History of Tennis History of Tennis Pictures

One of the most important figures in the history of tennis was King Louis X of France, who loved playing jeu de paume, but constantly complained about the difficulty of playing outdoors. This is why he was the first person in the history of tennis to move the game indoors. Subsequently, other European royal families adopted this “modern” sport and had special indoor tennis courts built in their palaces. Unfortunately for him, Louis X of France died after a particularly exhausting tennis game when he drank too much cooled wine and contracted pneumonia. Luckily for us, his fame and secured spot in history reveal him to us as the first known tennis player in the history of tennis.

Like we mentioned before, racquets were not introduced until the sixteenth-seventeenth century, and that is when the game started being called tennis as well. The term “tennis” comes from Old French, from the term tenez which can mean “hold!”, “take!”, or “receive!” Now the sport was starting to gain more and more popularity and it was regularly played in England too. Henry VIII of England, who is known for his sportsmanship and love of games used to play tennis as well and apparently was a big fan. Nevertheless, the sport was still played indoors, bouncing the ball off an opposing wall.
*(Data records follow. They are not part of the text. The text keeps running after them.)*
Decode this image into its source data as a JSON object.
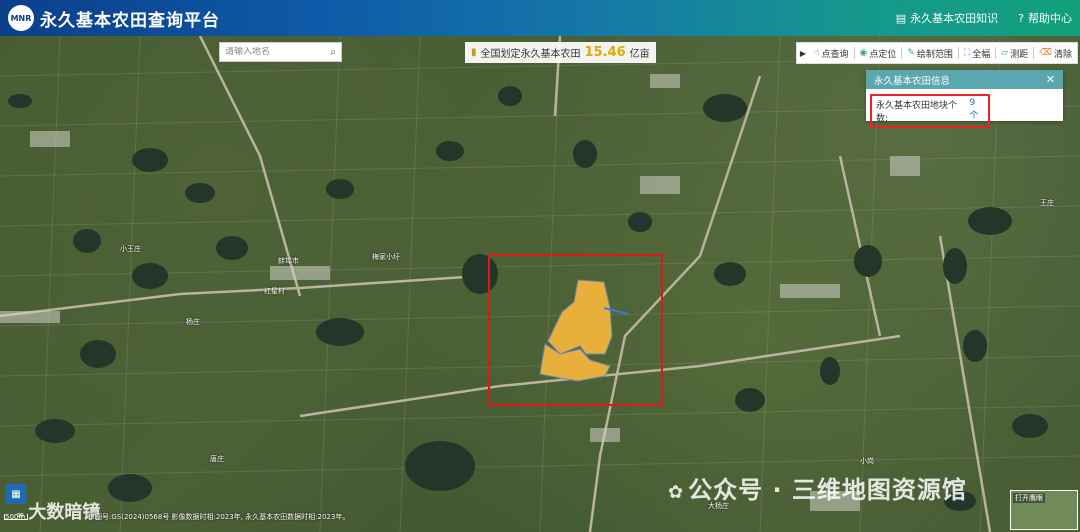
{
  "header": {
    "logo_text": "MNR",
    "title": "永久基本农田查询平台",
    "links": [
      {
        "icon": "book-icon",
        "label": "永久基本农田知识"
      },
      {
        "icon": "help-icon",
        "label": "帮助中心"
      }
    ]
  },
  "search": {
    "placeholder": "请输入地名"
  },
  "stat": {
    "label": "全国划定永久基本农田",
    "value": "15.46",
    "unit": "亿亩"
  },
  "toolbar": {
    "items": [
      {
        "icon": "pointer-icon",
        "label": "点查询"
      },
      {
        "icon": "location-icon",
        "label": "点定位"
      },
      {
        "icon": "draw-icon",
        "label": "绘制范围"
      },
      {
        "icon": "fullscreen-icon",
        "label": "全幅"
      },
      {
        "icon": "ruler-icon",
        "label": "测距"
      },
      {
        "icon": "clear-icon",
        "label": "清除"
      }
    ]
  },
  "info_panel": {
    "title": "永久基本农田信息",
    "count_label": "永久基本农田地块个数:",
    "count_value": "9个"
  },
  "map_labels": {
    "place1": "小王庄",
    "place2": "梅家小圩",
    "place3": "蚌埠市",
    "place4": "红星村",
    "place5": "杨庄",
    "place6": "唐庄",
    "place7": "小岗",
    "place8": "大杨庄",
    "place9": "王庄"
  },
  "footer": {
    "scale": "500m",
    "copyright": "审图号:GS(2024)0568号 影像数据时相:2023年, 永久基本农田数据时相:2023年。",
    "watermark_left": "大数暗镜",
    "watermark_right": "公众号 · 三维地图资源馆",
    "overview_label": "打开鹰眼"
  }
}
Nowadays this type of wall-bouncing tennis is known as “real tennis” whereas the court sport is simply tennis. Real tennis gradually lost its appeal, but in the 18th and 19th centuries things started shifting and the game changed. The racquets were modified and the game was moved back outdoors, in specially designed courts. Now it was England’s turn to change the history of tennis, and it got really involved too, by creating the world’s first tennis club and by revolutionizing the racquets and changing a few of the rules.